The thing is that it takes two to make a marriage, and there are people who will pull it down faster than you can build it up. i would so like to hear you say that you did all you could, and not say it was partially your fault. Why do we women take the blame for so much? I was married to a near the bottom of the barrel alcoholic, and had two children with him. But his meter was set on "self destruct" and I could not change that. But for the last 40 years I have known the love of a really good man, and daily we tell each other how lucky we are.

Karla said...

Your words and thoughts simply bring one phrase to mind that reminds me of how good God is, despite it all: beauty for ashes.

terricheney said...

Anne, I could tell you all my reasons for divorcing my first husband. They were valid reasons. But I would be very remiss NOT to look at myself and see where I was at fault. It takes two to make a marriage and it takes two to spoil it!
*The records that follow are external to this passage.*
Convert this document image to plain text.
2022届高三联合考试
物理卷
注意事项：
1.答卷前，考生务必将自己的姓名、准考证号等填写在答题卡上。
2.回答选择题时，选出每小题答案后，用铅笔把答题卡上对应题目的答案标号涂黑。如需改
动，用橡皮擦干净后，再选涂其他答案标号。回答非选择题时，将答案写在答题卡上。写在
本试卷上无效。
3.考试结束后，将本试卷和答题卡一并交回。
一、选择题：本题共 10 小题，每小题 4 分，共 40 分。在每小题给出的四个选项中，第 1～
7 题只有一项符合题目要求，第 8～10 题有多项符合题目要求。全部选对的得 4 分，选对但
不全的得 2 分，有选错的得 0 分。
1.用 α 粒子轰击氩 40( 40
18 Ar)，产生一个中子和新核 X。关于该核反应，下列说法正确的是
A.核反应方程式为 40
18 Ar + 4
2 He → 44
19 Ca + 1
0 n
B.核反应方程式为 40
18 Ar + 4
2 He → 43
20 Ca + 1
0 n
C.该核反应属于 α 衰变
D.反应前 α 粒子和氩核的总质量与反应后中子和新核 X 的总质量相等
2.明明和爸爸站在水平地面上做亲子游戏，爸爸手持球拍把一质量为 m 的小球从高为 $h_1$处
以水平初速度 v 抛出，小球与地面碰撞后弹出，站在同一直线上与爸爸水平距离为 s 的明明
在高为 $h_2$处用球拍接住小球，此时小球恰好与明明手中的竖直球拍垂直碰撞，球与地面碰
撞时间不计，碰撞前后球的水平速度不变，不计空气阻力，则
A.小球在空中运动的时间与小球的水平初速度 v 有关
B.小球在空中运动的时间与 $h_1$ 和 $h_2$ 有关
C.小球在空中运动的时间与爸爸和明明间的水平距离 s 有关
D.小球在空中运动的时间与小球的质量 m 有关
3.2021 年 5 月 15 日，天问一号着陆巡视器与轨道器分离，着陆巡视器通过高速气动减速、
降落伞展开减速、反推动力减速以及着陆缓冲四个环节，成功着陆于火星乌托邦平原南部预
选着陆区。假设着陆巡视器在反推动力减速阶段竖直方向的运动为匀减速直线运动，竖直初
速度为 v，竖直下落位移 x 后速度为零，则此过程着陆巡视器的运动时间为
Looking at it from the perspective of 34 years with John, I would likely have left him just the same. I can see youth and depression as excuses I used but there were other things wrong in that marriage that I can't deny were the really valid points of why I left. In the end, I left to save myself and that's the truth. Because I didn't want to sink to his level and I was sinking. Because I knew people who were staying in miserable marriages and how they were acting and reacting to those circumstances and I didn't want to become like them.

Mable said...

THank you for trusting your readers with such a truthful and raw recounting of your two marriages. I am sort of the opposite of you in that when I married my husband, I told him it was going to be only two years and I would not wear a wedding band and we were to tell no one that we got married. My father was married five times and I figured that statistically I was bound to get divorced so why pretend it was going to be forever...we have now been married 41 years and after the two years I put on a wedding band. I have a brother and a sister and they have been married 50 years and 31 years, with no divorce. All I can figure is we all learned by watching what went wrong for him. We defied the odds.

mikemax said...

You wrote the reason why your first marriage didn't work: "When I was married the first time, I cannot say that I was in love. I thought I could make the relationship work." It is hard enough to make a marriage work when both parties are crazy in love--vastly harder when, as Anne wrote, the partners are unevenly yoked. A 19-year-old would not know this. Also, it's been 46 years. Quit blaming yourself and rejoice that when you got married the second time, you got it right. (I hope your first husband got it right, too).
--Maxine, aka mikemax--married 56 years and knows how hard it can be.

mikemax said...

Oops, it was Sue who mentioned being unevenly yoked. Sorry!